ZOiS Spotlight 2/2020

Contested post-Soviet borders: Ukraine as a case in point

by Sabine von Löwis 15/01/2020
Contested borders: checkpoint near the annexed Crimean peninsula. © Yurii Zushchyk / Alamy Stock Foto Yurii Zushchyk / Alamy Stock Foto

Border regions, by nature, do not only reflect developments in one country and its societies and politics; they also affect, and are shaped by, the nation-state on the other side of the border. These regions are zones of contact and confrontation that define the interactions between the two sides and discriminate between the self and the other. Such interactions and discrimination across and along borders are embedded in power structures, but borders themselves have always existed as a historical, social, and cultural concept.

This is true not only for existing borders. The chances of the international community recognising a new border or border adjustment depend on how compatible the change is with the global political order and its main actors. Russia’s 2014 annexation of the Ukrainian peninsula of Crimea or the evolvement of the de facto states of Abkhazia and South Ossetia in Georgia and Transnistria in Moldova are clear examples of post-Soviet border changes that have not been recognised by the international community.

Ukraine is a particularly relevant example of borders in flux. The country borders seven states—Moldova, Romania, Hungary, Slovakia, Poland, Belarus, and Russia—as well as the Moldovan breakaway region and de facto state of Transnistria. There is also an open conflict in Ukraine’s eastern Donbas region that may lead to the creation of two other de facto states on Ukrainian territory.

Disputes across recognised borders

The border between Hungary and Ukraine shows how national political agendas may cause tension at a border that is recognised in international law. In 2018, Hungary intensely issued passports to Ukrainian citizens it considered ethnic Hungarians. Budapest also promoted and encouraged Hungarian cultural activities in Transcarpathia, a region in Ukraine with a significant Hungarian-speaking minority. Kyiv, in turn, passed a law that made Ukrainian the main language of instruction in schools from age ten onwards, while accusing Hungarian cultural organisations of promoting separatism.

With these moves, two domestic political agendas of ethnically charged nation-building turned a border region between two sovereign states into a potential conflict zone.

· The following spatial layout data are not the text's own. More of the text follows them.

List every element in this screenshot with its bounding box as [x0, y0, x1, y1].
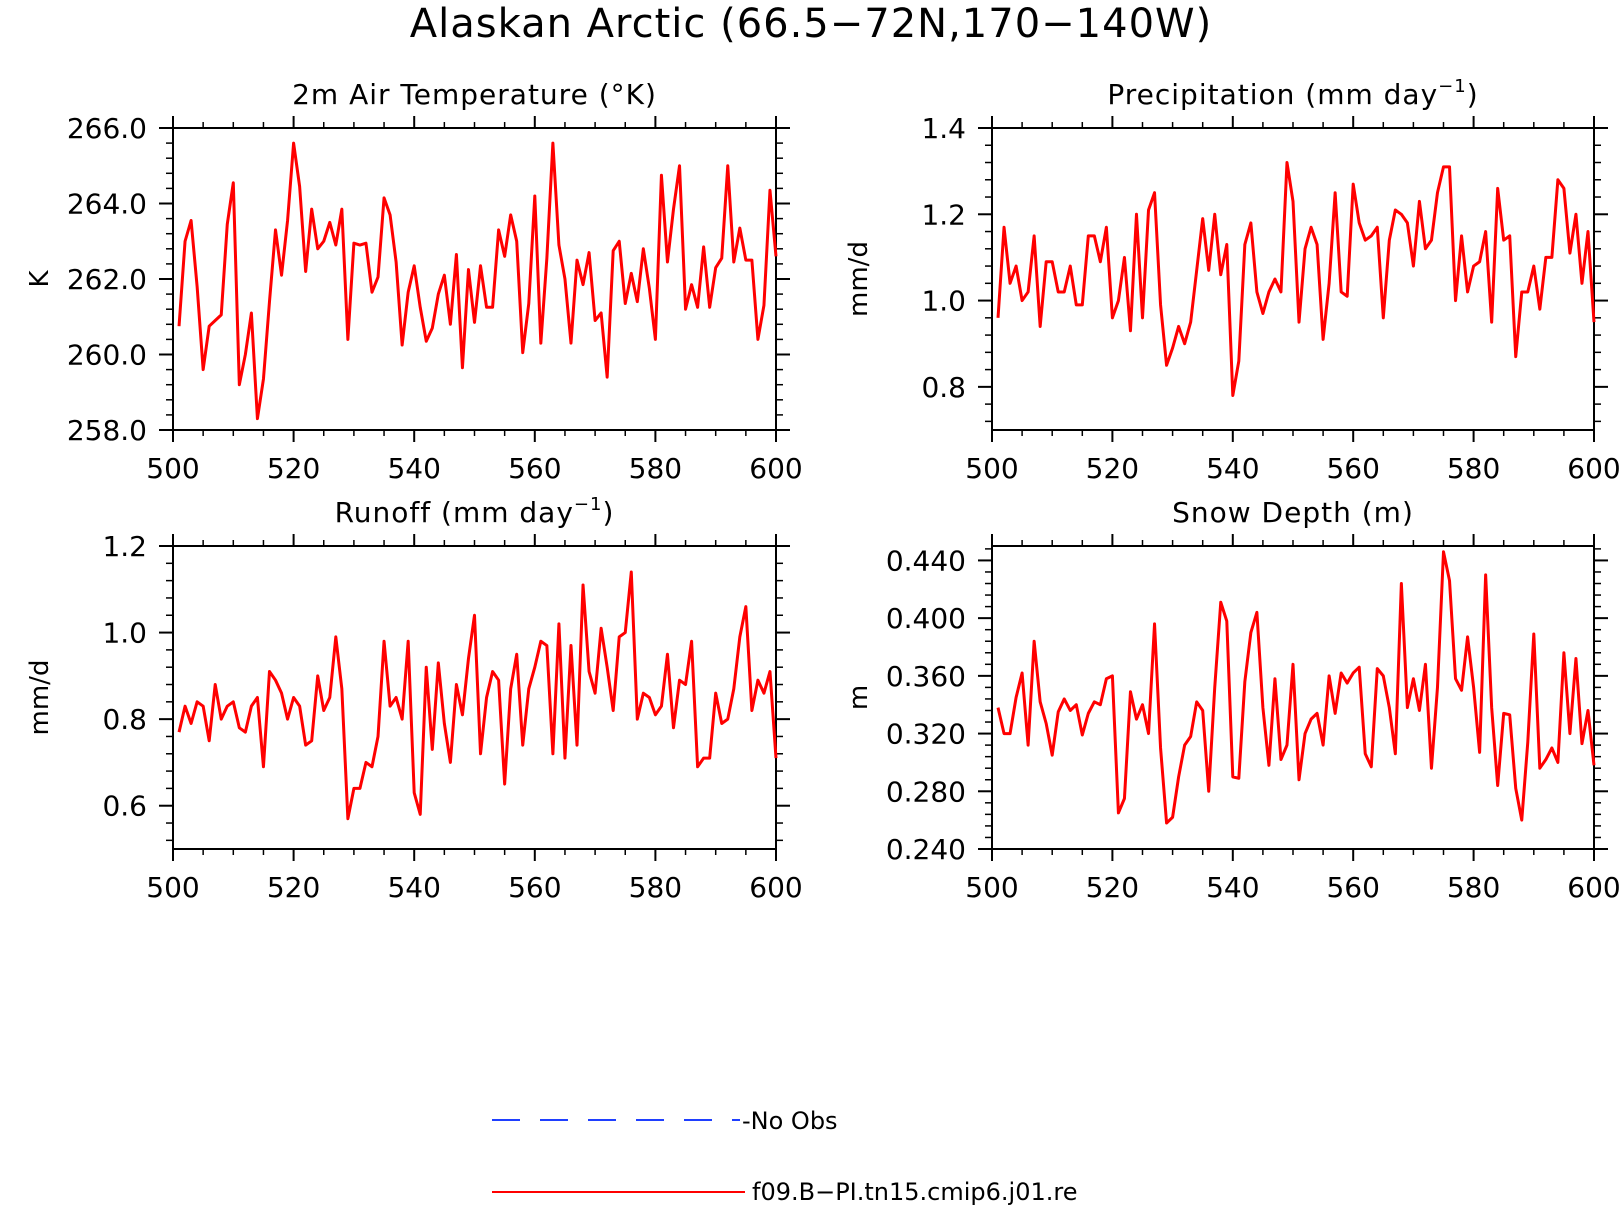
air-temperature-x-tick-label: 500: [146, 452, 199, 485]
snow-depth-y-tick-label: 0.280: [886, 775, 966, 808]
snow-depth-y-tick-label: 0.360: [886, 660, 966, 693]
precipitation-x-tick-label: 540: [1206, 452, 1259, 485]
panel-snow-depth: Snow Depth (m) m 500 520 540 560 580 600 0.240 0.…: [844, 496, 1621, 904]
snow-depth-plot-frame: [991, 545, 1595, 850]
precipitation-y-tick-label: 1.2: [921, 198, 966, 231]
air-temperature-y-tick-label: 262.0: [67, 263, 147, 296]
runoff-plot-frame: [172, 545, 777, 850]
precipitation-y-tick-label: 0.8: [921, 371, 966, 404]
runoff-title-text: Runoff (mm day: [335, 496, 574, 529]
precipitation-x-tick-label: 600: [1567, 452, 1620, 485]
air-temperature-y-tick-label: 266.0: [67, 112, 147, 145]
runoff-title-close: ): [602, 496, 614, 529]
legend-label-model: f09.B−PI.tn15.cmip6.j01.re: [752, 1178, 1077, 1205]
runoff-x-tick-label: 500: [146, 871, 199, 904]
runoff-x-tick-label: 560: [508, 871, 561, 904]
snow-depth-x-tick-label: 560: [1326, 871, 1379, 904]
runoff-y-tick-label: 1.0: [102, 617, 147, 650]
snow-depth-x-tick-label: 500: [965, 871, 1018, 904]
runoff-y-tick-label: 0.6: [102, 790, 147, 823]
runoff-title: Runoff (mm day−1): [335, 494, 615, 529]
air-temperature-x-tick-label: 580: [629, 452, 682, 485]
precipitation-x-tick-label: 560: [1326, 452, 1379, 485]
snow-depth-y-axis-label: m: [844, 685, 874, 710]
runoff-y-tick-label: 1.2: [102, 530, 147, 563]
panel-runoff: Runoff (mm day−1) mm/d 500 520 540 560 580 600 0…: [25, 494, 803, 904]
snow-depth-x-tick-label: 540: [1206, 871, 1259, 904]
air-temperature-x-tick-label: 560: [508, 452, 561, 485]
air-temperature-y-tick-label: 264.0: [67, 188, 147, 221]
air-temperature-x-tick-label: 520: [267, 452, 320, 485]
snow-depth-y-tick-label: 0.400: [886, 602, 966, 635]
air-temperature-series-line: [177, 141, 778, 421]
snow-depth-x-tick-label: 600: [1567, 871, 1620, 904]
precipitation-y-tick-label: 1.0: [921, 285, 966, 318]
snow-depth-title: Snow Depth (m): [1172, 496, 1414, 529]
panel-air-temperature: 2m Air Temperature (°K) K 500 520 540 560 580 6…: [25, 78, 803, 485]
legend: -No Obs f09.B−PI.tn15.cmip6.j01.re: [492, 1107, 1077, 1205]
runoff-title-superscript: −1: [574, 494, 603, 515]
snow-depth-y-tick-label: 0.440: [886, 544, 966, 577]
precipitation-y-axis-label: mm/d: [844, 241, 874, 317]
air-temperature-x-tick-label: 600: [749, 452, 802, 485]
precipitation-plot-frame: [991, 127, 1595, 431]
snow-depth-series-line: [996, 550, 1596, 825]
runoff-y-axis-label: mm/d: [25, 660, 55, 736]
figure-title: Alaskan Arctic (66.5−72N,170−140W): [410, 1, 1212, 47]
snow-depth-y-tick-label: 0.240: [886, 833, 966, 866]
snow-depth-x-tick-label: 520: [1086, 871, 1139, 904]
runoff-series-line: [177, 570, 778, 821]
runoff-x-tick-label: 540: [387, 871, 440, 904]
precipitation-x-tick-label: 520: [1086, 452, 1139, 485]
precipitation-title-text: Precipitation (mm day: [1107, 78, 1438, 111]
precipitation-x-tick-label: 500: [965, 452, 1018, 485]
precipitation-title-superscript: −1: [1438, 76, 1467, 97]
panel-precipitation: Precipitation (mm day−1) mm/d 500 520 540 560…: [844, 76, 1621, 485]
legend-label-no-obs: -No Obs: [742, 1107, 838, 1135]
air-temperature-y-tick-label: 260.0: [67, 339, 147, 372]
air-temperature-x-tick-label: 540: [387, 452, 440, 485]
air-temperature-y-tick-label: 258.0: [67, 414, 147, 447]
precipitation-title: Precipitation (mm day−1): [1107, 76, 1478, 111]
air-temperature-title: 2m Air Temperature (°K): [292, 78, 657, 111]
snow-depth-x-tick-label: 580: [1447, 871, 1500, 904]
runoff-x-tick-label: 520: [267, 871, 320, 904]
precipitation-title-close: ): [1467, 78, 1479, 111]
snow-depth-y-tick-label: 0.320: [886, 718, 966, 751]
precipitation-series-line: [996, 161, 1596, 397]
runoff-x-tick-label: 580: [629, 871, 682, 904]
precipitation-x-tick-label: 580: [1447, 452, 1500, 485]
precipitation-y-tick-label: 1.4: [921, 112, 966, 145]
air-temperature-y-axis-label: K: [25, 270, 55, 288]
runoff-x-tick-label: 600: [749, 871, 802, 904]
runoff-y-tick-label: 0.8: [102, 703, 147, 736]
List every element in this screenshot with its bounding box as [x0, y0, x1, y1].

Border disputes and border regimes

Ukraine is a sovereign state that emerged from a complex historical process involving nation-building and interventions by powers that claimed or ruled over the country’s territory. Nation-building—a process of developing a joint symbolic, economic, and cultural space—was and is especially difficult for Ukraine, as it meant looking back to diverse and antagonistic histories. The country’s current borders and regions are therefore linked to state-building projects from the creation of the Russian, Habsburg, and Ottoman Empires to the formation of Romania, Hungary, and the Soviet Union and shaped by international events like World Wars I and II.

Although Ukraine’s external borders are embedded in an overarching historical narrative, they do not reflect on all histories of the region’s territorial units. “Historical regions” are often evoked to construct links across today’s state borders: Bukovina is split between Ukraine and Romania, Transcarpathia between Ukraine and Hungary, and Galicia between Ukraine and Poland. Given the complicated territorial history of modern Ukraine and the inconsistent and insufficient outcome of its nation-building project, it is no surprise that territorial claims reaching far back into history are used for political purposes.

The Hungarian-Ukrainian border is a prime example of the intricacy of border regimes, which are particularly complex in and around Ukraine. The country borders four members of the European Union (EU) and two of the Eurasian Economic Union (EEU). These supranational organisations represent competing concepts of personal and economic freedom and mobility that come up against each other in border regions. Between these competing regimes are Moldova and Transnistria. The EU’s and EEU’s expansions of their interests have led to conflicts that make a stable territorial order difficult to reach and keep the situation in flux.

Constantly evolving borders in the post-Soviet space

To understand the post-Soviet space, it is essential to consider not only past experiences, recent processes, and border disputes but also power struggles between supranational organisations. Here, as in any other conflict-affected area, most public opinions are bound up with historical, social, cultural, and economic narratives. These narratives seem to provide an air of historical inevitability or injustice that hides political agendas. They also cut through interdependent spaces, impeding interaction and transforming border regions from zones of contact into zones of conflict.


Sabine von Löwis is a social geographer and senior researcher at ZOiS.